Interestingly, the emails in question did not occur during the period when Lerner was supposedly discriminating against the right but when the Republicans were raising a ruckus claiming she had. In other words, a witch hunt had already begun, so the alleged witch might have been expected to notice.

However, the “wacko wing of the GOP” that Lerner addressed was not the McCarthyite Members of Congress who had taken to calling the president a Kenyan socialist, to pretending the Tea Party was a social welfare group, to calling for the abolition of the Federal Reserve and the IRS. No, Lerner was specifically describing talk radio loons like Limbaugh and Beck seeing dark conspiracies everywhere, counseling listeners to stock up on ammo in order to resist the coming totalitarian takeover of the government by Kenyan progressives.

Lerner was not discussing elected loons conducting their own conspiracy to neuter a twice-elected president (and now getting ready to try another impeachment). Fair-minded folks may be inclined to conclude the Tea Party is more like a political movement than it is like the Red Cross, St. Jude’s or the Little Sisters of the Poor. They may be inclined to believe some on the right are indeed crazies and wackos.

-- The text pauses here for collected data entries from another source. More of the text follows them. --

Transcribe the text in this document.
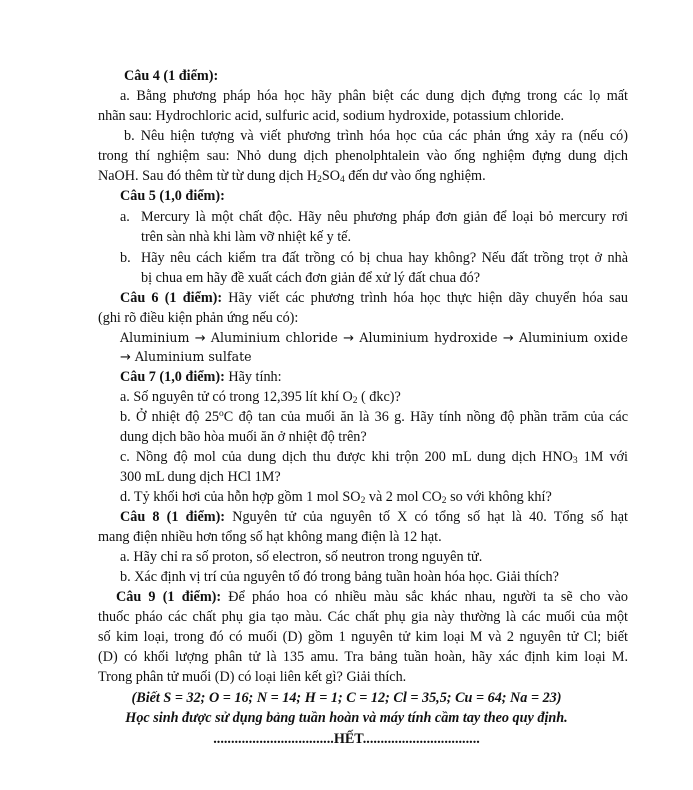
Câu 4 (1 điểm):
a. Bằng phương pháp hóa học hãy phân biệt các dung dịch đựng trong các lọ mất
nhãn sau: Hydrochloric acid, sulfuric acid, sodium hydroxide, potassium chloride.
b. Nêu hiện tượng và viết phương trình hóa học của các phản ứng xảy ra (nếu có)
trong thí nghiệm sau: Nhỏ dung dịch phenolphtalein vào ống nghiệm đựng dung dịch
NaOH. Sau đó thêm từ từ dung dịch $H_2SO_4$ đến dư vào ống nghiệm.
Câu 5 (1,0 điểm):
a. Mercury là một chất độc. Hãy nêu phương pháp đơn giản để loại bỏ mercury rơi
trên sàn nhà khi làm vỡ nhiệt kế y tế.
b. Hãy nêu cách kiểm tra đất trồng có bị chua hay không? Nếu đất trồng trọt ở nhà
bị chua em hãy đề xuất cách đơn giản để xử lý đất chua đó?
Câu 6 (1 điểm): Hãy viết các phương trình hóa học thực hiện dãy chuyển hóa sau
(ghi rõ điều kiện phản ứng nếu có):
Aluminium → Aluminium chloride → Aluminium hydroxide → Aluminium oxide
→ Aluminium sulfate
Câu 7 (1,0 điểm): Hãy tính:
a. Số nguyên tử có trong 12,395 lít khí $O_2$ ( đkc)?
b. Ở nhiệt độ 25$^o$C độ tan của muối ăn là 36 g. Hãy tính nồng độ phần trăm của các
dung dịch bão hòa muối ăn ở nhiệt độ trên?
c. Nồng độ mol của dung dịch thu được khi trộn 200 mL dung dịch $HNO_3$ 1M với
300 mL dung dịch HCl 1M?
d. Tỷ khối hơi của hỗn hợp gồm 1 mol $SO_2$ và 2 mol $CO_2$ so với không khí?
Câu 8 (1 điểm): Nguyên tử của nguyên tố X có tổng số hạt là 40. Tổng số hạt
mang điện nhiều hơn tổng số hạt không mang điện là 12 hạt.
a. Hãy chỉ ra số proton, số electron, số neutron trong nguyên tử.
b. Xác định vị trí của nguyên tố đó trong bảng tuần hoàn hóa học. Giải thích?
Câu 9 (1 điểm): Để pháo hoa có nhiều màu sắc khác nhau, người ta sẽ cho vào
thuốc pháo các chất phụ gia tạo màu. Các chất phụ gia này thường là các muối của một
số kim loại, trong đó có muối (D) gồm 1 nguyên tử kim loại M và 2 nguyên tử Cl; biết
(D) có khối lượng phân tử là 135 amu. Tra bảng tuần hoàn, hãy xác định kim loại M.
Trong phân tử muối (D) có loại liên kết gì? Giải thích.
(Biết S = 32; O = 16; N = 14; H = 1; C = 12; Cl = 35,5; Cu = 64; Na = 23)
Học sinh được sử dụng bảng tuần hoàn và máy tính cầm tay theo quy định.
..................................HẾT.................................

Call me old fashioned, but fair-minded people may even believe that one may have political views other than those of Republicans without being denied employment or treated as a pariah. But we have had loyalty oaths and blacklists before, and there is no doubt some on the right would like to bring them back. To them it is inconceivable that one could be a loyal American without being a Republican zealot, but it actually happens all the time. They should get out more.